Fast finality for rollups

One of Celestia's main goals is to scale rollups by providing maximal data throughput. When scaling data throughput, light node requirements can become bloated by faster block times. Since a tradeoff exists between block times and light node overhead, a happy medium needs to be found. For Celestia, the search for that happy medium led to a current block time of 15 seconds.

The consequence of slightly slower block times is that rollups inherit it for their finality. But some applications may require faster finality for their features or performance. Rollups can only be as slow as Celestia's block times, right? Not quite.

Single sequencer

First, there are two notions of finality that a rollup transaction can experience.

  • Soft finality: Confirmation from a sequencer or group of sequencers that your transaction will get included in a block on Celestia.
  • Firm finality: Confirmation from Celestia that your transaction was included in a finalized block.

The guarantee that soft finality can provide users is that a sequencer promises to include your transaction in a block on Celestia. If they don't include your transaction, then they will get punished in some fashion.

Right now, rollups with single sequencers can easily provide soft confirmations – they are the only block producer. These confirmations can be provided by sequencers in under a second. However, if there is no accountability mechanism for the sequencer to get punished if it acts dishonestly, the soft confirmation can only provide a weak form of soft finality. Since virtually no rollups have staked sequencers, they can’t get punished if they give a soft confirmation for a transaction and don’t include it in the next block.

But single sequencers are only an intermediate step. Soft confirmations for faster finality is more relevant (and interesting) in the context of a decentralized rollup.

Decentralized sequencers

There’s a wide design space for sequencer decentralization. For now, I’m going to look at soft confirmations for two decentralized sequencer mechanisms.

PoS leader election

Quick background, PoS leader election works exactly as it sounds. Each node stakes some tokens to participate in the sequencer set. The sequencers come to consensus on the leader schedule in advance. When it is a sequencer’s turn to produce a block, as determined by the schedule, it will build its block and submit it to Celestia. There is no BFT consensus among the validators once a new block gets built. We’re implementing something similar in the first version of decentralized sequencers for Rollmint.

In this scenario, the sequencer can provide a soft confirmation for a user once it builds a block with their transaction. The soft confirmation acts like a promise that they will include it in a Celestia block. Since the sequencers are now staked, they can be held accountable if they provide a soft confirmation and don’t end up including the user’s transaction in the next block.

One way that the soft confirmations could work is that the sequencer builds a block and propagates it through the rollup p2p network. At some point, the sequencer will also publish the block to Celestia. Nodes can verify a mismatch between the block they verified on the p2p network and the block that got published to Celestia. The mismatch proves that the sequencer signed two blocks, so they could get punished via slashing.

Now applications can get economic guarantees behind their soft confirmations, allowing them to operate under fast finality.

BFT consensus

An alternative mechanism for decentralizing sequencers is to use an existing BFT consensus mechanism, like Tendermint. If Tendermint were used to provide firm finality on the rollup, its security would be no different than an L1 that relies on honest majority consensus. The rollup should use a modified version of Tendermint so that it is only responsible for soft confirmations. By doing so, the rollup still relies on fraud/validity proofs and Celestia for security.

In this scenario, a sequencer builds a block and proposes it to the rest of the sequencers. The sequencers conduct some number of rounds of voting on the block. If a user received a soft confirmation for their transaction and it didn’t get included in a Celestia block, then the votes are evidence of double signing. Since they are also staked, the sequencers can get slashed.

The tradeoff between using PoS leader election and BFT consensus mostly encompasses sequencer overhead vs implementation time. A PoS leader election mechanism is much leaner and poses less overhead for sequencers than BFT consensus.
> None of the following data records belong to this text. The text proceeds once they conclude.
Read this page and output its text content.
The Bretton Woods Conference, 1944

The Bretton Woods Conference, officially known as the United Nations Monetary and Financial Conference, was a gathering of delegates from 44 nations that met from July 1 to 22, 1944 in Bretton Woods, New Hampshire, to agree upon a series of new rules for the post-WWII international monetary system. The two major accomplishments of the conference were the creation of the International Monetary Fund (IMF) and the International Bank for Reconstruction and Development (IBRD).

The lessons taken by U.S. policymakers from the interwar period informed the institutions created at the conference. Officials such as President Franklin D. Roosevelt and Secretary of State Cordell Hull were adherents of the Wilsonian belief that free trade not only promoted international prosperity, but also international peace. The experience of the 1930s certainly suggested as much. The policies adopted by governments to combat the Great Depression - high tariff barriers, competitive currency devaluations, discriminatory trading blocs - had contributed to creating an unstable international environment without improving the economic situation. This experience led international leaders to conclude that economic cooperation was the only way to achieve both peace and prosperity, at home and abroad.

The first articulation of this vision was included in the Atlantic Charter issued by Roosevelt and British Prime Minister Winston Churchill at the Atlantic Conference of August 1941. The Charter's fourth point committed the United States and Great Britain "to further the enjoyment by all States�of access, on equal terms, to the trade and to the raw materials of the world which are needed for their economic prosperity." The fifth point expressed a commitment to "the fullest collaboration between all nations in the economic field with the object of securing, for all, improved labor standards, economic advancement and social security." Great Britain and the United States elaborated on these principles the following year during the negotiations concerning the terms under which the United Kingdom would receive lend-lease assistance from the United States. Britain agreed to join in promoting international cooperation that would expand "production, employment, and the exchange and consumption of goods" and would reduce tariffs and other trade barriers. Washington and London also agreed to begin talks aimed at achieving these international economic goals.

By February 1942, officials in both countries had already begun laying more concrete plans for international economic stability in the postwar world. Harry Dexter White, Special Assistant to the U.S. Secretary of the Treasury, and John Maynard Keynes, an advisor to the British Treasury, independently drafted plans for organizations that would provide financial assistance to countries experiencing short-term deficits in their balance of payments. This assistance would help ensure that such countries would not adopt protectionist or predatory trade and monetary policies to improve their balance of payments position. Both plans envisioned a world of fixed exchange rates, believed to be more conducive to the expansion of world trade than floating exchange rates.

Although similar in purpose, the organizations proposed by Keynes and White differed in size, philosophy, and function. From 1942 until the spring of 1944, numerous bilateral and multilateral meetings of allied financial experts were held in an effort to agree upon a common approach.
But decentralizing the sequencers via an existing consensus mechanism could be implemented quicker than the custom leader election mechanism.

What applications might require fast finality?

There may exist a few types of applications that require fast finality. Two come to mind:

  • DEXs are the most obvious since finality has implications across the whole trading dynamic. Faster finality allows trades to clear quicker, and searchers can conduct more frequent arbitrages, resulting in better execution prices for users and more accurate asset prices.
  • Lending protocols may also want faster finality so that liquidations can get cleared quicker. Faster liquidations reduce the amount of time asset prices can move, which means less likelihood of the lending protocol accruing bad debt. The longer it takes to finalize a liquidation, the greater the potential for an asset price to drop, which could leave the protocol with bad debt.

Most applications don't require fast firm finality (think sub-second). There's likely only a small niche of applications that may require fast finality, and most of those should be suitable for the notion of fast finality that a rollup can provide.